Bedient sich ein Unternehmer zum Zwecke des Abschlusses eines Vertrags über die (…) Erbringung von Dienstleistungen der Telemedien (…) hat er dem Kunden

1.angemessene, wirksame und zugängliche technische Mittel zur Verfügung zu stellen, mit deren Hilfe der Kunde Eingabefehler vor Abgabe seiner Bestellung erkennen und berichtigen kann,

2.die in Artikel 246c des Einführungsgesetzes zum Bürgerlichen Gesetzbuche bestimmten Informationen rechtzeitig vor Abgabe von dessen Bestellung klar und verständlich mitzuteilen,

3.den Zugang von dessen Bestellung unverzüglich auf elektronischem Wege zu bestätigen und

4.die Möglichkeit zu verschaffen, die Vertragsbestimmungen einschließlich der Allgemeinen Geschäftsbedingungen bei Vertragsschluss abzurufen und in wiedergabefähiger Form zu speichern.

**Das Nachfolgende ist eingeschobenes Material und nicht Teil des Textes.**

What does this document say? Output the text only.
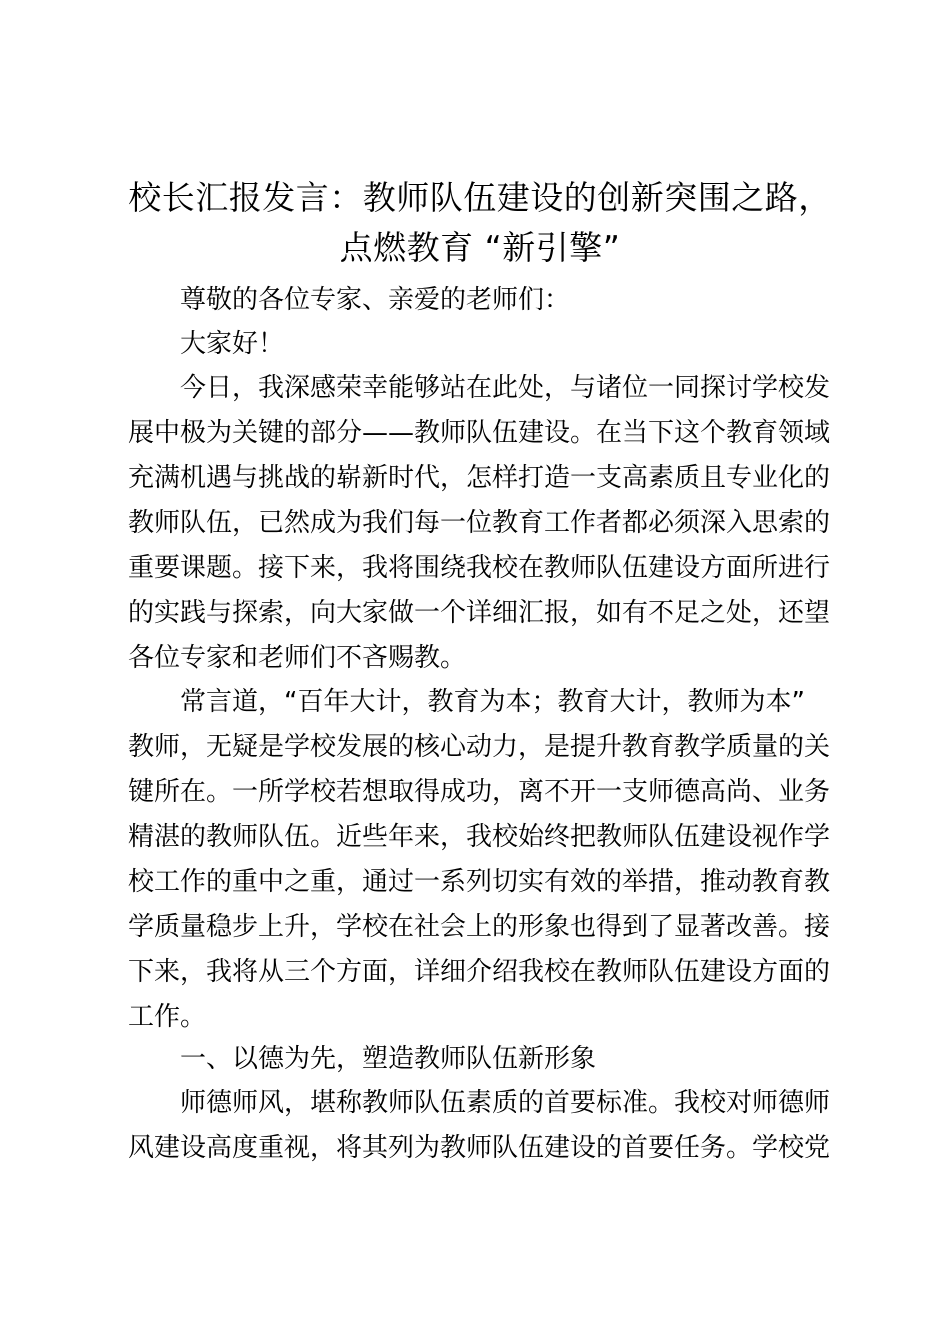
校长汇报发言：教师队伍建设的创新突围之路，
点燃教育 “新引擎”

尊敬的各位专家、亲爱的老师们：

大家好！

今日，我深感荣幸能够站在此处，与诸位一同探讨学校发
展中极为关键的部分——教师队伍建设。在当下这个教育领域
充满机遇与挑战的崭新时代，怎样打造一支高素质且专业化的
教师队伍，已然成为我们每一位教育工作者都必须深入思索的
重要课题。接下来，我将围绕我校在教师队伍建设方面所进行
的实践与探索，向大家做一个详细汇报，如有不足之处，还望
各位专家和老师们不吝赐教。
常言道，“百年大计，教育为本；教育大计，教师为本”
教师，无疑是学校发展的核心动力，是提升教育教学质量的关
键所在。一所学校若想取得成功，离不开一支师德高尚、业务
精湛的教师队伍。近些年来，我校始终把教师队伍建设视作学
校工作的重中之重，通过一系列切实有效的举措，推动教育教
学质量稳步上升，学校在社会上的形象也得到了显著改善。接
下来，我将从三个方面，详细介绍我校在教师队伍建设方面的
工作。

一、以德为先，塑造教师队伍新形象

师德师风，堪称教师队伍素质的首要标准。我校对师德师
风建设高度重视，将其列为教师队伍建设的首要任务。学校党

Bestellung und Empfangsbestätigung im Sinne von Satz 1 Nummer 3 gelten als zugegangen, wenn die Parteien, für die sie bestimmt sind, sie unter gewöhnlichen Umständen abrufen können.

(2) Absatz 1 Satz 1 Nummer 1 bis 3 ist nicht anzuwenden, wenn der Vertrag ausschließlich durch individuelle Kommunikation geschlossen wird. Absatz 1 Satz 1 Nummer 1 bis 3 und Satz 2 ist nicht anzuwenden, wenn zwischen Vertragsparteien, die nicht Verbraucher sind, etwas anderes vereinbart wird.

Relevant ist insbesondere Nr. 4. Sie sollten auch aus diesem Grund den Behandlungsvertrag z.B. als PDF übermitteln und dort sämtliche Informationspflichten erfüllen.